Here are some simple, common-sense ways to build an emergency fund.
Stick to Small Goals
While some argue that you only need one or two months of salary set aside, the general rule is that you should have three to six months of your household expenses in an emergency fund. The size of your fund, of course, will vary depending on your lifestyle and career. While that can sound like an overwhelming number, breaking it down into smaller goals can make it seem more manageable. Start with the first $1,000 you need to save and go from there, increasing whenever you feel financially sound enough to do so.
Open a Separate Emergency Savings Account
After setting your first goal, you’ll need a place to put the money you’re saving where it’s not tempting you. Part of saving money is keeping it out of sight, in a locked vault you know is meant to be untouched. This is a good time to shop around and find the account that offers the best interest rate.
Automated Deposits Make It Easier
Much about saving money is psychological. If you never have any real physical connection with the money, you’ll be less tempted by it. Fortunately, a lot of employers offer direct deposit. You can then set up automatic transfers for part of your pay to go to a dedicated savings account.

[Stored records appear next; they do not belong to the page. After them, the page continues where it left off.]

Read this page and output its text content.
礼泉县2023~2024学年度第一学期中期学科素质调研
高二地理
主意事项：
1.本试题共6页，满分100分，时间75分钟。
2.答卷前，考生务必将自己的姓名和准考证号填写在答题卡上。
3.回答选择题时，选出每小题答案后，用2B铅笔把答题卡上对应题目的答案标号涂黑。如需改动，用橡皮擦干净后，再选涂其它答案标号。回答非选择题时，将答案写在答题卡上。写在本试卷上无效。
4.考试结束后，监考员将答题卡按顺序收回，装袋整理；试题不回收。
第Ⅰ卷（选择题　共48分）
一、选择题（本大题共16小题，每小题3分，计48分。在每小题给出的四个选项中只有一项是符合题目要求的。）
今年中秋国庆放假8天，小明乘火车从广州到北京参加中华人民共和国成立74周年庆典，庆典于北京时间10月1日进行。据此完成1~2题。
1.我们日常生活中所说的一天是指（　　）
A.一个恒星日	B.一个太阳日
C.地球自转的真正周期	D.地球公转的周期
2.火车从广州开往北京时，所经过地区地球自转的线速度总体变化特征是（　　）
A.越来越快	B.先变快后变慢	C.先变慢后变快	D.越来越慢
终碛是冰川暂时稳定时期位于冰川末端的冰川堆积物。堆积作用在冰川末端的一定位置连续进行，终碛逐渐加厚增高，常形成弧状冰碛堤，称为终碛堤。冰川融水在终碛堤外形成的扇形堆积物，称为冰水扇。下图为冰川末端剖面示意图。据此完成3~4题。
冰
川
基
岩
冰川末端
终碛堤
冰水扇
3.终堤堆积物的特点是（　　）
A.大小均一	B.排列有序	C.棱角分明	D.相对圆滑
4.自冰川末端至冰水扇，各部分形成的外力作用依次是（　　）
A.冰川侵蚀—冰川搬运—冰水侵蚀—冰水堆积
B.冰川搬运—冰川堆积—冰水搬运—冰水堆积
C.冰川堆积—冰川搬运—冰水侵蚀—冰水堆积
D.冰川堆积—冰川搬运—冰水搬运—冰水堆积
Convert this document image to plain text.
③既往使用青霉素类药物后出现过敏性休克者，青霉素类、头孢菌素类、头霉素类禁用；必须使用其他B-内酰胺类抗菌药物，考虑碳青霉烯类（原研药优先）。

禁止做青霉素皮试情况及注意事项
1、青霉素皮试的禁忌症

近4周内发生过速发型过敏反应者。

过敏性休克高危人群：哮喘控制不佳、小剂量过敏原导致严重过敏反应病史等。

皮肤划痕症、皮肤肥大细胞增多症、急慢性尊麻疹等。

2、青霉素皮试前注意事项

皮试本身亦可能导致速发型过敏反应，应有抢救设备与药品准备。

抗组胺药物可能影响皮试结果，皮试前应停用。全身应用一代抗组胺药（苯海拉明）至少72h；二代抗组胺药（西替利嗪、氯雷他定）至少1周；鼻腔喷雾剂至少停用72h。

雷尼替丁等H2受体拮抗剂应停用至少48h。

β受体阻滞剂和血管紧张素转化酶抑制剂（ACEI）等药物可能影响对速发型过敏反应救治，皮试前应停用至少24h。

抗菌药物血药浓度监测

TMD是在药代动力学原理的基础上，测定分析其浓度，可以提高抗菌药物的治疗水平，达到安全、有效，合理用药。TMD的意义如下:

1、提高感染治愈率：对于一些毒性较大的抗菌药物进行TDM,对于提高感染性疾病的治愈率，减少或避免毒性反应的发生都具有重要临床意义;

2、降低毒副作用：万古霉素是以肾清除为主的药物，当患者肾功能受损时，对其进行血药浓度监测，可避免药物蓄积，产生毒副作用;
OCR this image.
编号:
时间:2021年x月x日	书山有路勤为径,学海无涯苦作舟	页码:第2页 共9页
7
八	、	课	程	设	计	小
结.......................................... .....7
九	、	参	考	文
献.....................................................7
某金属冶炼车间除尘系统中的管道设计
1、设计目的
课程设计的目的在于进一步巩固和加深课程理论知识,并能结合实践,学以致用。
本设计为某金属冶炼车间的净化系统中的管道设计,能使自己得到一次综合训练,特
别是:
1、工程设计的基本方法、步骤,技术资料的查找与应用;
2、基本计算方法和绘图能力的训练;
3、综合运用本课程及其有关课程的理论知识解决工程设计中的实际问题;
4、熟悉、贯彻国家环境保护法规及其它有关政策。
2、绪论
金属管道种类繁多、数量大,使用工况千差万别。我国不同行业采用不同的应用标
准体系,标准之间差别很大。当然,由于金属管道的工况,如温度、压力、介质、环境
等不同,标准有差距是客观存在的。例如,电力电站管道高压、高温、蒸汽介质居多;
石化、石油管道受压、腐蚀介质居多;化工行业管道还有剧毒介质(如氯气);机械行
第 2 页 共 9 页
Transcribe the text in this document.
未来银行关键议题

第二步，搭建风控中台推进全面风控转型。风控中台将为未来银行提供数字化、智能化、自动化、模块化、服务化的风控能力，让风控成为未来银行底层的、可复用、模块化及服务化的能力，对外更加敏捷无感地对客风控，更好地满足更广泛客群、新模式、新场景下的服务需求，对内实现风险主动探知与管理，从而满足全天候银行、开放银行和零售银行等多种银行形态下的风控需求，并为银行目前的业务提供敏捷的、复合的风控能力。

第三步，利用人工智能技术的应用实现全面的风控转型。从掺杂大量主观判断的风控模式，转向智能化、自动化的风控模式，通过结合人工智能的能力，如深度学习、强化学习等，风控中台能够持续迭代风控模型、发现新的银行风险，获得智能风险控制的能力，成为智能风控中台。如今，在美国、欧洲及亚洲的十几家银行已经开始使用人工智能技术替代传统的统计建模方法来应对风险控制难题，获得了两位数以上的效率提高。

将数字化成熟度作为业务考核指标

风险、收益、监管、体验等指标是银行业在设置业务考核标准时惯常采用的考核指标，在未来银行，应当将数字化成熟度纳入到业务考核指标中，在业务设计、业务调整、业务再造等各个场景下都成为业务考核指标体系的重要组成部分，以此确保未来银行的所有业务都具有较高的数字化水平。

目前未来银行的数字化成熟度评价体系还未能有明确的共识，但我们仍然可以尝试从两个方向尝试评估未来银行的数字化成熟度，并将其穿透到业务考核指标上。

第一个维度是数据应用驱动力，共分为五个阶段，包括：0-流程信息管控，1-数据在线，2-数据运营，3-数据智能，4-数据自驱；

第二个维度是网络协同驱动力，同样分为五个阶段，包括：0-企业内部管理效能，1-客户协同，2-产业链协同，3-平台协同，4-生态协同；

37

Keep Monthly Spending Regular
Now that the saving is automated, it’s your responsibility to keep an eye on your monthly spending habits. Ideally, you’ll want to resort to tried and true methods of saving, such as keeping all your receipts and planning your meals. It’s also critical not to open up any new credit cards, as eventually you’ll be spending your emergency funds paying the bill. Building a fund doesn’t mean you should cease all entertainment, but you should always keep it in mind.
Don’t Over Save
An emergency fund is not and should not be your general savings account. It’s a specific amount of money that you should be able to access quickly if the unthinkable happens. All you’re attempting to do is hit the dollar figure you initially set out to reach. Once you’ve achieved that goal, put the rest of your savings in the account where it will reap the most benefits of interest until retirement.